ResourceExchange operations:

  • For each Requester and each parent in the Model child-parent tree of that Requester, preferences are allowed to be perturbed, which looks nominally like:

/// @brief allows a trader and its parents to adjust any preferences in the
/// system
void DoAdjustment(Trader* t) {
  typename PrefMap<T>::type& prefs = ex_ctx_.Prefs(t);
  Model* m = dynamic_cast<Model*>(t);
  while (m != NULL) {
    cyclus::AdjustPrefs(m, prefs);
    m = m->parent();
  }
};

For full implementation details, please see the CEP18 branch.

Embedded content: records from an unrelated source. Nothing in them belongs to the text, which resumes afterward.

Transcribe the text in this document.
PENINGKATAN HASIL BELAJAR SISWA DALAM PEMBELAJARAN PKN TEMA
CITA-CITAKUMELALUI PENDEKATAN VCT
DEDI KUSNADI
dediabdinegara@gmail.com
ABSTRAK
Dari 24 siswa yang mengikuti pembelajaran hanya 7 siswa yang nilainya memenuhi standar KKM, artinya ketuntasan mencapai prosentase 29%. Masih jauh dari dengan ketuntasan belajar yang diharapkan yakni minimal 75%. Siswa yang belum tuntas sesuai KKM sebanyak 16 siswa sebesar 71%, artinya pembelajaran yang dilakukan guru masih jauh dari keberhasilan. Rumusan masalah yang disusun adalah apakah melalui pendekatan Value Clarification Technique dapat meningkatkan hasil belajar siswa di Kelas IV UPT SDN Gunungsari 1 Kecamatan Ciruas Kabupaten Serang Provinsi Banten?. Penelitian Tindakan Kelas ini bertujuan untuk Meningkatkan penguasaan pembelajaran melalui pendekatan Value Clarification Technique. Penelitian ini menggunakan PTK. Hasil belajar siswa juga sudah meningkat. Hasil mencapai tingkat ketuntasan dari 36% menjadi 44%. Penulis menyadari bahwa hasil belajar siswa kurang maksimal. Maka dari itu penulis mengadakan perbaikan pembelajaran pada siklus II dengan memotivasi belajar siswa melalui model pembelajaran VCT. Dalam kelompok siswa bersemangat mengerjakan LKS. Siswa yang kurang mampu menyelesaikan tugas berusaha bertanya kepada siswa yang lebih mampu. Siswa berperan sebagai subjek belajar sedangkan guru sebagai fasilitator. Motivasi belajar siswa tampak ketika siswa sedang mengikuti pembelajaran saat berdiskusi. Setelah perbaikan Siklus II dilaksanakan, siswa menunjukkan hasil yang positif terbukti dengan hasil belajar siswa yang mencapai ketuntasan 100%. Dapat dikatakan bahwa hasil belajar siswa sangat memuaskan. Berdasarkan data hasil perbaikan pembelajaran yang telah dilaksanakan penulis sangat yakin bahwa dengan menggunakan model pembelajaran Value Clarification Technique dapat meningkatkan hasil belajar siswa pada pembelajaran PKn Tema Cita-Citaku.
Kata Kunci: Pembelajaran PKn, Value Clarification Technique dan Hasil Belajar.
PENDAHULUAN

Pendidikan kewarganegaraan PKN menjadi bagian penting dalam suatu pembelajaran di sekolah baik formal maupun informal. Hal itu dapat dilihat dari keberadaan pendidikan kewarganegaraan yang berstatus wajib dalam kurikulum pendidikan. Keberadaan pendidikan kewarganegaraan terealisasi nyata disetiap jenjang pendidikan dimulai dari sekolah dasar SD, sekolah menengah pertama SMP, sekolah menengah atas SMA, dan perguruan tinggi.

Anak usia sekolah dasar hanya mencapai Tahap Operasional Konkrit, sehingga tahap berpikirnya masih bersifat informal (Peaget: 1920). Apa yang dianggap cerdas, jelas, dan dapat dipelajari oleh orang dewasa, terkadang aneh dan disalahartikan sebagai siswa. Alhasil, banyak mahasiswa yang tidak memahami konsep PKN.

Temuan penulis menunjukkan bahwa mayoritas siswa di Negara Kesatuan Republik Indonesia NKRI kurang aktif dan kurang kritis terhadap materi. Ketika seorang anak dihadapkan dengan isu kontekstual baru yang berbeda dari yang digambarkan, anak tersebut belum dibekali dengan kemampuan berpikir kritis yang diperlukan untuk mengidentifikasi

ExchangeContext state at end of phase:

  • Possibly perturbed preferences for each Bid-Request pair

ExchangeGraph

An ExchangeGraph is a graph representation of a resource exchange. It provides a resource-free representation of the exchange, i.e., the quality-specific constraint and preference values are “baked in”. By the nature of the supplier/requester setup, the graph is bipartite, thus there is a notion of U (left) and V (right) nodes, and arcs strictly connect a U node to a V node. Constraints are defined along arcs, where each u-v node pair is associated with a constraining value. Preferences are also defined along arcs.

ExchangeTranslator

The ExchangeTranslator is an object responsible for translating a given ExchangeContext into an ExchangeGraph, and has a pretty simple interface:

template<T>
struct ExchangePair {
   Request<T>::Ptr r; // request
   Bid<T>::Ptr b; // bid
   double p; // percent of bid to give
}

template<T>
class ExchangeTranslator {
 public:
  ExchangeGraph ToGraph(const ExchangeContext& ec) {
   /* do translation */
  };

  std::set< ExchangePair<T> >
    FromGraph(const ExchangeGraph& eg) {
     /* do back-translation */
  };
};

ExchangeSolver

The ExchangeSolver is a virtual interface for solvers of a resource exchange. A constrained ExchangeGraph is provided as input, and a solution ExchangeGraph is provided as output, which satisfies the provided constraints. It too, has a pretty simple interface

class ExchangeSolver {
 public:
  virtual void Solve(const ExchangeGraph& g) = 0;
};

Backwards Compatibility

This CEP proposes a number of backwards incompatibilities.

  • The MarketModel is replaced by an information gathering procedure and a modular MarketAlgorithm

  • Transactions are reduced to accepted offers, rather than proposed offers and requests

  • The Message and Communicator classes are no longer needed

Document History

This document is released under the CC-BY 3.0 license.

References and Footnotes

References

[JSK02] (1,2)

N. Julka, R. Srinivasan, and I. Karimi. Agent-based supply chain management-1: framework. Computers & Chemical Engineering, 26(12):1755–1769, 2002. URL: http://www.sciencedirect.com/science/article/pii/S0098135402001503 (visited on 2013-01-14).

[VHJG95]

John Vlissides, R Helm, R Johnson, and E Gamma. Design patterns: elements of reusable object-oriented software. Reading: Addison-Wesley, 1995.